Francisco Huenchumilla, el nuevo intendente de la Araucanía, pidió perdón. Para ser más exactos pidió perdón al pueblo mapuche por lo sucedido por siglos en ese sector. Pero lo hizo de manera personal. No queda claro si el Estado de Chile se hace parte de este gesto, pero al parecer no. Aún falta.
Me pregunto qué tiene que pasar en las conciencias de los dirigentes para terminar de una vez por todas con esta cacería institucionalizada de la piel morena. Porque eso es, en el fondo: la cacería de tradiciones que escapan al multiculturalismo yankie. Ése que descafeína los rituales y los orígenes reales de una tierra.
Esto lo digo tomando en cuenta que las palabras del intendente son un avance, pero un avance tardío en un “conflicto”-así llaman los medios particularmente a una militarización violenta y, muchas veces, inescrupulosa- que parece no terminar por el solo hecho de que no parece haber voluntades reales para hacerlo.
Si esta nueva administración quiere, de manera concisa y real, terminar con una situación que mancha a diario nuestra hoja de respeto hacia los derechos humanos, entonces es necesario ver más actos y menos gestos. Porque, si bien los gestos quedan, estos tapan muchas veces la realidad.
Esto debido a que las matanzas y las vulneraciones periódicas de un pueblo no se terminan con sentidas pedidas de disculpa. Si fuera así, la historia de la humanidad sería más simple y las palabras serías más eficaces que las acciones, cosa que, sabemos, no es tal.
Pero antes de todo esto, tal vez tengamos que preguntarnos por qué el rechazo hacia una cultura como la mapuche. Y sobre todo por qué la constante persecución de su vida, sus costumbres y su manera de afrontar la realidad.
Tal vez esté equivocado, pero siento que mucho de esto tiene que ver con nuestro carácter exitista, con nuestro persistente afán de mostrarnos blancos, casi europeos -o en el peor caso norteamericanos- ante nuestra región.
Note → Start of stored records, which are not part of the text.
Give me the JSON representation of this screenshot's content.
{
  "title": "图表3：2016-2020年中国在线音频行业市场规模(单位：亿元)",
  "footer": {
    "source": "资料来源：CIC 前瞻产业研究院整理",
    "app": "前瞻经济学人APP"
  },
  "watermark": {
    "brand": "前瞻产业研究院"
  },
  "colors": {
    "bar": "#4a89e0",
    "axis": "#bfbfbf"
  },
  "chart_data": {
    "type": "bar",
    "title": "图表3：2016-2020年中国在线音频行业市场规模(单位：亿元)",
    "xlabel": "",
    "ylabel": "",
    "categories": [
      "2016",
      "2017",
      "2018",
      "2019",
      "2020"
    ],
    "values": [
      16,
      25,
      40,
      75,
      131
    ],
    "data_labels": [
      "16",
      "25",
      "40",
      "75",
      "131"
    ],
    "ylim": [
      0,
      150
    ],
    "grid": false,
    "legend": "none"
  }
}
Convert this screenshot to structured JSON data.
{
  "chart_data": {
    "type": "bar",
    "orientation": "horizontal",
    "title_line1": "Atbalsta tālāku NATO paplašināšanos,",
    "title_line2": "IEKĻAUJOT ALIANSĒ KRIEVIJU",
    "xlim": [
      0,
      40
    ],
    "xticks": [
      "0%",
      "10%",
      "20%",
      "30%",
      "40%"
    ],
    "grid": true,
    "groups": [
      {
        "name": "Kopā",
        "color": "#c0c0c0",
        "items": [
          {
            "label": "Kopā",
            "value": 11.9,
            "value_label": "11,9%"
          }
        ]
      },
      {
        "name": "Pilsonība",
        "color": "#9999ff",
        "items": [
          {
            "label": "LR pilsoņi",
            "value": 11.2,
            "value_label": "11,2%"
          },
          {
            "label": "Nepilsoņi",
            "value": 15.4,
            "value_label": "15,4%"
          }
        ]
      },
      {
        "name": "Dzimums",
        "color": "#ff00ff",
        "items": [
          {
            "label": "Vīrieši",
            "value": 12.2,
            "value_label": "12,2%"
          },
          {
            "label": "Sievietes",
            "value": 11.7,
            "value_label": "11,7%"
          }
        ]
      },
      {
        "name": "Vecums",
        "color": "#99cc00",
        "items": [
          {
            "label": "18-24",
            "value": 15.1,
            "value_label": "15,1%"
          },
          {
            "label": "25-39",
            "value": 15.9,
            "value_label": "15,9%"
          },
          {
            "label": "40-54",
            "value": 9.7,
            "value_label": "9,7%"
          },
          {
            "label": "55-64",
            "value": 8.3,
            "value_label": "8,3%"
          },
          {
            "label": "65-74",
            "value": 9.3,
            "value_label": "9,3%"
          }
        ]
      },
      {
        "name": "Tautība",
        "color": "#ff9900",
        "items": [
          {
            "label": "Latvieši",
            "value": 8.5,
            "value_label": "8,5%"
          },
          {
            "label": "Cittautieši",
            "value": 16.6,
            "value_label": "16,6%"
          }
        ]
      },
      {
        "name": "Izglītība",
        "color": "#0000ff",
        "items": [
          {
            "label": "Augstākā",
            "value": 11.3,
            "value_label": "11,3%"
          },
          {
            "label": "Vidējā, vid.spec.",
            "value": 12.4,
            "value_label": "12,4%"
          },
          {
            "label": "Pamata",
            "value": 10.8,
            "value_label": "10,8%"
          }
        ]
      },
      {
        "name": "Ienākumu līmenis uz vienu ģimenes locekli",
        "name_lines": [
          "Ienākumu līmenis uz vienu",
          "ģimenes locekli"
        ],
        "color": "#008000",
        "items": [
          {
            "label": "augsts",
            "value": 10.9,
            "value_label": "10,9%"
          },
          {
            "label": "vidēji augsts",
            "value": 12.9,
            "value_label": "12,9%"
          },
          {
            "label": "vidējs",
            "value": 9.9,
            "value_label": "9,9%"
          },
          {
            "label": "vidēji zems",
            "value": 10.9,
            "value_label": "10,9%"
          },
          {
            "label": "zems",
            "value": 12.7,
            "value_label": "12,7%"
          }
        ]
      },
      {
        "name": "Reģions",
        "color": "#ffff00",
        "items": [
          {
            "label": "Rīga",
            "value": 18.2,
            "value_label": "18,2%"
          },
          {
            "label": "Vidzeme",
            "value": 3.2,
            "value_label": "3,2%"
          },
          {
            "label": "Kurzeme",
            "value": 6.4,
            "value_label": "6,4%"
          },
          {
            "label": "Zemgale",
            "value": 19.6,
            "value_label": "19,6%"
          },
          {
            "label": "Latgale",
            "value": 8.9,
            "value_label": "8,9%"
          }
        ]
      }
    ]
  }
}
Porque particularmente en estos últimos veintitantos años de democracia -y luego del asesinato sociocultural que significó la dictadura-, creemos ser otra cosa de lo que realmente somos, o por lo menos luchamos arduamente por ser esa otra cosa.
Vemos a nuestros pueblos originarios como algo simpático hasta cierto punto. Hasta que nos recuerdan que están antes que nosotros acá, pero sobre todo hasta que luchan por sus derechos, porque el hecho de que tengan derechos nos hace sentir incómodos, y comenzamos a sentir lentamente una urticaria aguda, muchas veces imperceptible, pero la mayoría del tiempo aguda. Los vemos de inmediato como delincuentes, como tipos flojos y malnacidos que quieren intervenir en nuestro “éxito” de un país en “vías de desarrollo”.
Por lo señalado, es que los gestos no sirven de nada. El aparato estatal es el reflejo de nuestra nuestra idiosincrasia, esa que es dominada por una élite, por lo que sólo mediante acciones podremos cambiarla y así, tal vez algún día, reparar todo el daño que le hemos hecho a una cultura tan noble como la mapuche.
Aceptamos su identidad solamente cuando podemos pasearnos por este gran mall llamado “neoprogresismo” con uno que otro resto de sus vestimentas, mezclándolos así con zapatillas de moda o pantalones gastados de la ropa americana. Así nos vemos más cool y hasta hacemos como si respetáramos su autonomía como pueblo.
Pero lo que queda en el fondo es nuestra falta de respeto hacia lo que son, hacia lo que plantan o dejan de plantar en sus tierras. Todo porque su tranquilidad y sus tiempos nos parecen insultantes en este mundo rápido en el que se detiene pierde.
En donde el que levanta otros valores aparte de los establecidos -como el emprendimiento, el crecimiento y muchas otras cosas terminadas en miento- es simplemente un estúpido.
Por lo señalado, es que los gestos no sirven de nada. El aparato estatal es el reflejo de nuestra nuestra idiosincrasia, esa que es dominada por una élite, por lo que sólo mediante acciones podremos cambiarla y así, tal vez algún día, reparar todo el daño que le hemos hecho a una cultura tan noble como la mapuche.